После окончания Кирсановской средней школы Николай поступил в Московский институт стали, а затем, по режимным соображениям органов, его перевели на горный факультет Московского института Цветметзолото, где стал активистом Осоавиахима, лучшим стрелком и лыжником.

Поэтому, когда грянула война, его решение пойти добровольцем на фронт пришло само собой, без колебаний и сомнений. Ведь он был сыном русского офицера, с детства готовым к исполнению обязанностей защитника Отечества.

О том, что было с ним потом, о фронте, фашистском плене, подпольной работе, пытках в подвалах гестапо, побеге из лагеря смерти и партизанской борьбе в тылу врага - он обязан был написать эту книгу.

Эта книга - рапорт Родине о выполнении им воинской присяги на верность Отечеству.

<…> Позднее прозрение

За несколько дней от отъезда из Дабендорфа с Николаем произошло событие, над которым он и поныне ломает голову, гадая, что же это все-таки было в действительности - наваждение или своеобразное послание через линию фронта.

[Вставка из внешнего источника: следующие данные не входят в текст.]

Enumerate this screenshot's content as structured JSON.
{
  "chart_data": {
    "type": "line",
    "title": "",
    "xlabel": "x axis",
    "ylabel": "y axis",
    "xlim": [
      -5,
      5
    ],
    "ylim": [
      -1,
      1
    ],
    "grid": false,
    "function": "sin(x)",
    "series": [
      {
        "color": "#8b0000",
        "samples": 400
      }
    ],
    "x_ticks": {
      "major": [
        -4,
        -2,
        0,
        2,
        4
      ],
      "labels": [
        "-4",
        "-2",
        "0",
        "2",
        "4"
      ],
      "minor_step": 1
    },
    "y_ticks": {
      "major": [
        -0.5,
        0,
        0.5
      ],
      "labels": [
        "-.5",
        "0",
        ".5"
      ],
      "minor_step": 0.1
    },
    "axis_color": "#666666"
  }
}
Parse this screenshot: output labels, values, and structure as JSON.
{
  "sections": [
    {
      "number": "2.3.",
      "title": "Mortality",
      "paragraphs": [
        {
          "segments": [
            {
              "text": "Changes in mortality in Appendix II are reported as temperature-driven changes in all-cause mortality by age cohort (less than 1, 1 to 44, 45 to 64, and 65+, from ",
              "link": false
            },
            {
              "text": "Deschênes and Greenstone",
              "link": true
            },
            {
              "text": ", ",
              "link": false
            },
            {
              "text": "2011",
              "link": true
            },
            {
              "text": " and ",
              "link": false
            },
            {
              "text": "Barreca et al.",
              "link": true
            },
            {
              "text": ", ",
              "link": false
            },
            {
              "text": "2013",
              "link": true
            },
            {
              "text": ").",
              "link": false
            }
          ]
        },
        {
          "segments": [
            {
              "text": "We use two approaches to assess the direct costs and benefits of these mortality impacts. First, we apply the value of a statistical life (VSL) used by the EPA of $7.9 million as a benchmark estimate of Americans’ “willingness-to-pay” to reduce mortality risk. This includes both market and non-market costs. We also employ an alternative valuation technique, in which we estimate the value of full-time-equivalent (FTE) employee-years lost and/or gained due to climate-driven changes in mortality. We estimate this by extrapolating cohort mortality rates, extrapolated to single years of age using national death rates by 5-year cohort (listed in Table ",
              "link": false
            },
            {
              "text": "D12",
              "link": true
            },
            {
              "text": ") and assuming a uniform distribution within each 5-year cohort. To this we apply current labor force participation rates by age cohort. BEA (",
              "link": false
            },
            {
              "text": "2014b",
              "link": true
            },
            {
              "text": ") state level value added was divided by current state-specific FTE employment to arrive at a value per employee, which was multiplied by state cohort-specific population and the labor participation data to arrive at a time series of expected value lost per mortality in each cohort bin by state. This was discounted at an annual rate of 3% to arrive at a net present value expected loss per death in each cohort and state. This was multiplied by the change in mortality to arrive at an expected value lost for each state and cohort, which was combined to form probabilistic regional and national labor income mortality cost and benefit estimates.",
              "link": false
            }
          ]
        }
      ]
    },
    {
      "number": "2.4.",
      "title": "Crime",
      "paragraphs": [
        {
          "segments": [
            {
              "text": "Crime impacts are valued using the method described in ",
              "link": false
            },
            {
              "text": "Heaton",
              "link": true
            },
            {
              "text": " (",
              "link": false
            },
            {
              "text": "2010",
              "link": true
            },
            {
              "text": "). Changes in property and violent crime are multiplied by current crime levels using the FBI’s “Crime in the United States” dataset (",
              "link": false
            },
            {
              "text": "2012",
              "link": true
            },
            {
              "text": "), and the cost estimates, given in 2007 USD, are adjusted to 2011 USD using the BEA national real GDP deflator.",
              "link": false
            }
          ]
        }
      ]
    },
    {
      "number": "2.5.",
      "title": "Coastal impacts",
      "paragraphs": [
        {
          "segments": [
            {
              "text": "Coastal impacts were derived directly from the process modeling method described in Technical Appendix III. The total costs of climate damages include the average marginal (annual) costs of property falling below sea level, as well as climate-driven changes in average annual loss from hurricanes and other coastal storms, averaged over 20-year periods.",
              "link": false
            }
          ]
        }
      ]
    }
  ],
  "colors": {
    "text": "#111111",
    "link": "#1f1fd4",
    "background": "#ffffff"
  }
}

А случилось следующее. После ужина он зашел в соседний барак, чтобы повидаться с земляком из Тамбова. В накуренном бараке царил обычный шум, многие военнопленные уже растянулись на нарах, другие забивали "козла", играли в шахматы. К Николаю с дымящей козьей ножкой подошел пожилой лейтенант и сказал:
- У туалетов вас ожидает приятель, хочет с вами поговорить.

Кирсанов направился к туалетам, уверенный, что его зовет Андрей Рыбальченко. В тусклом свете лампы заметил стоящего человека. Подойдя поближе, понял, что это не Рыбальченко, а незнакомый подтянутый капитан.
- Добрый вечер, господин поручик, позвольте представиться: адъютант начальника школы генерал-майора Ивана Алексеевича Благовещенского. Генерал просит вас к себе незамедлительно.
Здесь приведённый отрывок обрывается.